Study of dragonfly prey detection wins PNAS Cozzarelli Prize
Paloma T. Gonzalez-Bellido, a postdoctoral scientist at the Marine Biological Laboratory (MBL) and her colleagues have been awarded a 2012 Cozzarelli Prize by the editorial board of the Proceedings of the National Academy of Sciences (PNAS).
Gonzalez-Bellido and colleagues were honored for the "scientific excellence and originality" of their study of prey detection and interception in dragonflies, which won in the category of "Biological Sciences." Out of more than 3,700 papers published in the journal last year, the editors selected Gonzalez-Bellido's paper and five others for the Cozzarelli Prize.
The Gonzalez-Bellido paper provides insight into basic visual-motor neural processing, and has implications for the development of "bioinspired" prosthetics for humans.
"I am honored to receive recognition for this work, for which we bridged the clinical and neuroethological fields, and developed new techniques," says Gonzalez-Bellido. "This award has provided me with fuel to keep up the hard work and further my research plans."
In order for a dragonfly to intercept its prey in midair (which dragonflies do with a 95% success rate), it needs to quickly track the prey and predict its future location. To understand how they undertake this complex task, Gonzalez-Bellido and her co-authors studied a small group of 16 motor neurons, called target-selective descending neurons (TSDNs), in the dragonfly Libellula luctuosa. These neurons, originally discovered by co-author Robert M. Olberg in the green darner dragonfly, originate in the brain and extend to the thoracic ganglia, where the neural signal is interpreted and translated into wing muscle movements. Surprisingly, the scientists found that this small group of neurons can detect the direction of target prey with high accuracy and reliability across 360 degrees, and that this information is relayed from the brain to the wing motor centers in population vector form.

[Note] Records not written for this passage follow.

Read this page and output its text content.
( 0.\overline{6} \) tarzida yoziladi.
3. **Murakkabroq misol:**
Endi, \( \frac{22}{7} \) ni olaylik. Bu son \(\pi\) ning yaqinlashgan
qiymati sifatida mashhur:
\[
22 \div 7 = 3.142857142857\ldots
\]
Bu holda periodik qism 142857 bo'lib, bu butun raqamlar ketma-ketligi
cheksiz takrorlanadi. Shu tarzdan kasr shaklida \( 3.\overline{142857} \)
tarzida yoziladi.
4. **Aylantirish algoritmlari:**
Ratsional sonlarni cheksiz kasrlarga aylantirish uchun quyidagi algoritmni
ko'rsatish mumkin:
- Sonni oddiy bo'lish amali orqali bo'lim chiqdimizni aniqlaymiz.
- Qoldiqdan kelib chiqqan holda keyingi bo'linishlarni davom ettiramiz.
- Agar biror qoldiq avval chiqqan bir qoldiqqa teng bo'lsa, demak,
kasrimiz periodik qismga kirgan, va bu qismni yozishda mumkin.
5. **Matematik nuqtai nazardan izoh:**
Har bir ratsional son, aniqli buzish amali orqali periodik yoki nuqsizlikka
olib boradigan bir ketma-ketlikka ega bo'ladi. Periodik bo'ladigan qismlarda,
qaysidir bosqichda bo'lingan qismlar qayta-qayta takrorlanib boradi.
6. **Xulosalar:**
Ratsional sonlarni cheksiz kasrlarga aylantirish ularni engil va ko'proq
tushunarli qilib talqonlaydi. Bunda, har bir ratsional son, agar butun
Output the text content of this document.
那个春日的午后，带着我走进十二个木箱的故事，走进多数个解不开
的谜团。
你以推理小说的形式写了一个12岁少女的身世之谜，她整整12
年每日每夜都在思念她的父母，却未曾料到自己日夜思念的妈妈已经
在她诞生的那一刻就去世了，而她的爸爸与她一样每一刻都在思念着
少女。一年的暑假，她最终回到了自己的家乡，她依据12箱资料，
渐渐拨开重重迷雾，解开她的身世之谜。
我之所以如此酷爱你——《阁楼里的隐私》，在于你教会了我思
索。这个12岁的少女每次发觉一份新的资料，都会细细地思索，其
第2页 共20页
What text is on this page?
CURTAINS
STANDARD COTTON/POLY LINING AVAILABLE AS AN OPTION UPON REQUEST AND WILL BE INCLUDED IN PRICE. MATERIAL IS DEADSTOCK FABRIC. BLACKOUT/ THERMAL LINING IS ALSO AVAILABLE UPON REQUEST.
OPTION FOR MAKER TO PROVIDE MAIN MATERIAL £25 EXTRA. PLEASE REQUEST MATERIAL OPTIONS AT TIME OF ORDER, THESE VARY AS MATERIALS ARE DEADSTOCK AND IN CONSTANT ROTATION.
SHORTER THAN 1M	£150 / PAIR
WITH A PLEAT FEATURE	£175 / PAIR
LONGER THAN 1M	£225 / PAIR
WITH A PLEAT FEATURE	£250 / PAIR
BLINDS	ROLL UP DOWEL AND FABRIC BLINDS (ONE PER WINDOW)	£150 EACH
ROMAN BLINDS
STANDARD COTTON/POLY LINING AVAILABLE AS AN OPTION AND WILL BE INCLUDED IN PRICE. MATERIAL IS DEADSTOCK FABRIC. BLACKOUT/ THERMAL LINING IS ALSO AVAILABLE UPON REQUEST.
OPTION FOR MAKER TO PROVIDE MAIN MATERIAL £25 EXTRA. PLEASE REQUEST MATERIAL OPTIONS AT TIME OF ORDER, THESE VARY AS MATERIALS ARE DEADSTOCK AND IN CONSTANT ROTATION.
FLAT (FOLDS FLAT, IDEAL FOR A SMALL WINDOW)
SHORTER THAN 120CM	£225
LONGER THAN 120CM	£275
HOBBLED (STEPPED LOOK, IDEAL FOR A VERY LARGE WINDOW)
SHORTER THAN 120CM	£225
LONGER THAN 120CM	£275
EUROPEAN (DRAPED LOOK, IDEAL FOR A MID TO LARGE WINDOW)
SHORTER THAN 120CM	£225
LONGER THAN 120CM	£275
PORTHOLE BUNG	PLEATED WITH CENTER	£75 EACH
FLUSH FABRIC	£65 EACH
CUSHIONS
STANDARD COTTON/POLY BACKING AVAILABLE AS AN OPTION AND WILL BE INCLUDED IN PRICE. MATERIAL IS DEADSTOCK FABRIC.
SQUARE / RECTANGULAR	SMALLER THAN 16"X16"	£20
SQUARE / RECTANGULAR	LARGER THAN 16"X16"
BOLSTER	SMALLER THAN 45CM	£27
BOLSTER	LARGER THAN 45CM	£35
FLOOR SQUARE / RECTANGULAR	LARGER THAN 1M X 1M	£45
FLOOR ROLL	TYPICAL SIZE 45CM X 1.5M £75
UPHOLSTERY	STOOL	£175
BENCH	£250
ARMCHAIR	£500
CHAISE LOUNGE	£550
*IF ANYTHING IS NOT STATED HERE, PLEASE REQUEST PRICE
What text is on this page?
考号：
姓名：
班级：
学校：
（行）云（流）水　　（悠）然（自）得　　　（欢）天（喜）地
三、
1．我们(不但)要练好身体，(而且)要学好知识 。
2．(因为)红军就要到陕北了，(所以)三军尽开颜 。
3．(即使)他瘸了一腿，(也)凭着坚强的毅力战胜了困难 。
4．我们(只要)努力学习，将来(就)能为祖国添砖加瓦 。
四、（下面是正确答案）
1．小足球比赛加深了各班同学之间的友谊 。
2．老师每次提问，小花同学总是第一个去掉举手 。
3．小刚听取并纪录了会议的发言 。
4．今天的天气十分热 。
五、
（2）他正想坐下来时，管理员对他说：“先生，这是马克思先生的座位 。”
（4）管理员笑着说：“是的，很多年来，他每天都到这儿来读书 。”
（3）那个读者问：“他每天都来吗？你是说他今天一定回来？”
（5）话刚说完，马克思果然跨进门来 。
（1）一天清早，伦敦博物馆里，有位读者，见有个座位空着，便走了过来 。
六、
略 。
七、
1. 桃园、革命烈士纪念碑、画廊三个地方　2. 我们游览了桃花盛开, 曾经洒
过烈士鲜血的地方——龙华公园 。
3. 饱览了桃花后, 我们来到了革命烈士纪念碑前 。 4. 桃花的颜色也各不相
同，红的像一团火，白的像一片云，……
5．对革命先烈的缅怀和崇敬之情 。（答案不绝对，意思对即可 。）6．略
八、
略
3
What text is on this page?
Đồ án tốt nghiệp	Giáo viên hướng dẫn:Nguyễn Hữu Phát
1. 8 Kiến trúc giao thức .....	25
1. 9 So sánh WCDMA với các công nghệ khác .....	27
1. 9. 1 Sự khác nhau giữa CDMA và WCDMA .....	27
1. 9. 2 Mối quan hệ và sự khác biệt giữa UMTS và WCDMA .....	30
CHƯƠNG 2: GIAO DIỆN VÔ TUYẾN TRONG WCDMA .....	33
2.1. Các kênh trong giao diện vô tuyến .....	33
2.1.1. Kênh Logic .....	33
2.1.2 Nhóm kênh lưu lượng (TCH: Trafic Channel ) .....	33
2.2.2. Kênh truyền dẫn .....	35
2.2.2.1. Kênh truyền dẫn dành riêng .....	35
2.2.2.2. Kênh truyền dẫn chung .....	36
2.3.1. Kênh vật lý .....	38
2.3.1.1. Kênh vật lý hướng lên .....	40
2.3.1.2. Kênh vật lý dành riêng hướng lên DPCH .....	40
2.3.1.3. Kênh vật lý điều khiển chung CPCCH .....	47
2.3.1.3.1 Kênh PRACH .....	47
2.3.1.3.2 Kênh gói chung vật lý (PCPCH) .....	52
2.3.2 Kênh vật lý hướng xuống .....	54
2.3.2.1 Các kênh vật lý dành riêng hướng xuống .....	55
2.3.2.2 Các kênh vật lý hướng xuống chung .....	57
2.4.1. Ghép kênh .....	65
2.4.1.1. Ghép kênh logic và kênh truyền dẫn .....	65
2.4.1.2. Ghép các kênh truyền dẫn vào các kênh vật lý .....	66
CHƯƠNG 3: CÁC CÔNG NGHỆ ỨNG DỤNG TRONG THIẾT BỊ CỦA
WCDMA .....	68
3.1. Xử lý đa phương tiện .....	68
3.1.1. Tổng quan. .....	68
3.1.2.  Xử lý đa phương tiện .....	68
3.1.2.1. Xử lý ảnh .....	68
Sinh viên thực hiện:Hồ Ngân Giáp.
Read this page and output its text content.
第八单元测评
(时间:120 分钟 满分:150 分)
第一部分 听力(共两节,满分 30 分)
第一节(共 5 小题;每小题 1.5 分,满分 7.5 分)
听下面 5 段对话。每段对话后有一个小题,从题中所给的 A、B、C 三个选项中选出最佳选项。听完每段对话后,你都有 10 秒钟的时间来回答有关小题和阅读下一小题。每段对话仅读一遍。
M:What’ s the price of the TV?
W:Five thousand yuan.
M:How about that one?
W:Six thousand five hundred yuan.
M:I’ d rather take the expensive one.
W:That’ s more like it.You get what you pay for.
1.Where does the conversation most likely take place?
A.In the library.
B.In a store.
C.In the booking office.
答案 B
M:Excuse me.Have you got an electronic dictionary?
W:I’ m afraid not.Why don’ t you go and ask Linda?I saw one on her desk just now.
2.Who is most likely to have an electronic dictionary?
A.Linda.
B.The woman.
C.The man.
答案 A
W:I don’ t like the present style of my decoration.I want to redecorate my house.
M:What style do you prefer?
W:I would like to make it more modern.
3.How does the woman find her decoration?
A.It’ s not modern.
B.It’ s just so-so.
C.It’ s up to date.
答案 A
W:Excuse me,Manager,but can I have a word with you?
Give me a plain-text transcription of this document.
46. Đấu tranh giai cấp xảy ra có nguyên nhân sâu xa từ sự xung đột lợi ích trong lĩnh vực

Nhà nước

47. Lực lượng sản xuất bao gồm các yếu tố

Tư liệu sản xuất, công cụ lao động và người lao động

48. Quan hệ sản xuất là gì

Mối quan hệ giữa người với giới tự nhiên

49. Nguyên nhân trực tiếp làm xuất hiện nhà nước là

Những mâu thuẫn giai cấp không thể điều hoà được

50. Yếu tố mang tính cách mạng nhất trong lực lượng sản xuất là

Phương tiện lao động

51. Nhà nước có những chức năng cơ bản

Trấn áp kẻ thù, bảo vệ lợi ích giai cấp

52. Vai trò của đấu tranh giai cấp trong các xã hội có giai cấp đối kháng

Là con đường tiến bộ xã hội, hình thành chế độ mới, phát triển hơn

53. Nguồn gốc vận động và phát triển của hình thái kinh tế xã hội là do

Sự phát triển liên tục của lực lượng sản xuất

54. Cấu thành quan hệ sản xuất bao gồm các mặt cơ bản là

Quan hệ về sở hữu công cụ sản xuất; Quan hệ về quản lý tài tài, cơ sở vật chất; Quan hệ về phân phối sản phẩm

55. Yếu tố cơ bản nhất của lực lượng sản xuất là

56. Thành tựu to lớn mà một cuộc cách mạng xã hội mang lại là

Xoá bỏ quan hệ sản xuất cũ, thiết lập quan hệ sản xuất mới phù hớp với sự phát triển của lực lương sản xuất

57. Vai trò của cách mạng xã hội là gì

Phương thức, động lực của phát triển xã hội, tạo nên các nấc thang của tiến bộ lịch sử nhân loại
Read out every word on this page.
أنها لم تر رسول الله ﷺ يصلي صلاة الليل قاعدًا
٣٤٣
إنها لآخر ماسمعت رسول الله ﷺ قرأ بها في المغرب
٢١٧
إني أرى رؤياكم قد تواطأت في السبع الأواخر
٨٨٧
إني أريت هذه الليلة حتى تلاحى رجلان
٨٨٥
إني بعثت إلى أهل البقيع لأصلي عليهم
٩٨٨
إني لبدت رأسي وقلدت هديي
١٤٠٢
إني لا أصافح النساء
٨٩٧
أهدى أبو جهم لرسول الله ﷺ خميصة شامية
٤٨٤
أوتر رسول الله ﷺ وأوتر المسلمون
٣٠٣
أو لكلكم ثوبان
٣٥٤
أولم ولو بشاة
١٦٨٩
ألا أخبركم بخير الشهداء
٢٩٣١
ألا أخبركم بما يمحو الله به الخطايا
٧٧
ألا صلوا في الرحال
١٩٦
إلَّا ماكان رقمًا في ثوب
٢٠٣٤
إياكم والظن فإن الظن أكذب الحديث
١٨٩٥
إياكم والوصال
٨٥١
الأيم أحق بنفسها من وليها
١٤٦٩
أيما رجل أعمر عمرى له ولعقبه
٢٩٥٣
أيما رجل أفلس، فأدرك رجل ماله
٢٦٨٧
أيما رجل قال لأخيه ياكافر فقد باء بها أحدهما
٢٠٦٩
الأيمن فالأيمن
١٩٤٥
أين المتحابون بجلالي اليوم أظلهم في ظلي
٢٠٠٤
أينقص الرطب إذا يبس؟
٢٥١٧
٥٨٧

In 1988, co-author Apostolos Georgopoulos and his colleagues showed in monkeys that from the activity of neurons in the motor cortex, the population vector algorithm can predict the monkey's upcoming arm movement. However, to achieve a more accurate prediction with this algorithm, upwards of 200 neurons were needed. Thus, the present discovery that a highly accurate neural code carrying information about target direction can be achieved with just 16 neurons is enlightening, and could have applications in the development of bioinspired robots. (Georgopolos is an MD-PhD at the University of Minnesota/Veterans Administration Medical Center who is interested in the development of prosthetics.)
Randy Schekman, PhD, editor-in-chief of PNAS, describes the papers chosen for the Cozzarelli Prize as being "of exceptional interest… These papers are not merely technically superior but have had special impact and maybe novel techniques or novel applications of techniques, or very important discoveries."
To measure the voltage change in the dragonfly neurons, Gonzalez-Bellido used a classical technique called intracellular recording, which was originally developed by Kenneth S. (Kacy) Cole at the MBL and others. This technique, she says, provided very clear, high-quality data in the dragonfly, which she sees as a promising model for understanding the evolution of neural systems. "It's exciting that the same computation [the population vector algorithm] is used by monkeys and dragonflies for this task. Dragonflies belong to the most ancient groups of flying insects on earth, and they have changed little in 250 million years" she says.